Title : Performance and predictive accuracy of machine learning prognostic models in traumatic spinal cord injury: A systematic review and meta-analysis
Abstract:
Traumatic spinal cord injury (SCI) is a leading cause of long-term neurological disability, profoundly affecting function and quality of life. Advances in artificial intelligence, particularly machine learning (ML), have enabled prognostic models to estimate recovery, functional independence, and complication risks. Despite increasing use, the predictive accuracy and clinical applicability of ML models for traumatic SCI have not been fully evaluated. We systematically searched PubMed, Cochrane Library, and CINAHL-EBSCO for peer-reviewed studies published in the past five years applying ML to outcome prediction in adult patients with traumatic SCI in the United States. Eligible models included random forests, support vector machines, neural networks, gradient boosting, deep learning, and ML-enhanced logistic regression.
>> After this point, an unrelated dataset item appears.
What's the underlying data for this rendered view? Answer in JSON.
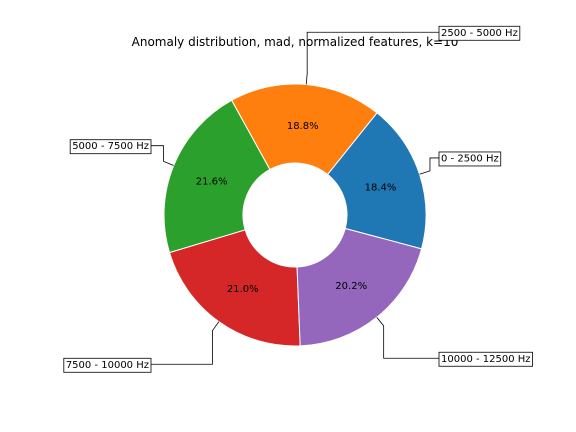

Outcomes of interest were neurological recovery (AIS, SCIM, FIM, gait), functional independence, complications, reoperation risk, quality of life, and mortality. Non-traumatic SCI, animal studies, case reports, reviews, protocols, and studies lacking performance metrics were excluded. Screening and extraction were conducted independently by three reviewers using Covidence. Following PRISMA guidelines, 454 records were screened, with 32 studies included, representing over 200,000 patients across registry, ICU, and rehabilitation datasets. Mortality, neurological recovery, and hospital/ICU outcomes were most commonly predicted. Tree-based and ensemble methods (Random Forest, XGBoost, LightGBM, CatBoost) were frequently applied, often paired with SHAP analysis or decision-tree thresholds for interpretability. ML models generally outperformed conventional regression benchmarks, with mortality prediction AUCs of 0.84–0.89, functional outcome R² up to 0.88, and discharge disposition AUCs of 0.80–0.87. Key predictors consistently included admission AIS grade, motor scores, age, injury level, and ICU vital signs. Overall, ML prognostic models show strong predictive accuracy and potential as clinically interpretable tools for risk stratification and outcome prediction in traumatic SCI. However, reliance on retrospective data, heterogeneous outcomes, and limited external validation limit immediate clinical application. Future research should prioritize prospective validation, standardized outcomes, and integration into bedside decision-support systems to advance precision-oriented, patient-centered SCI care.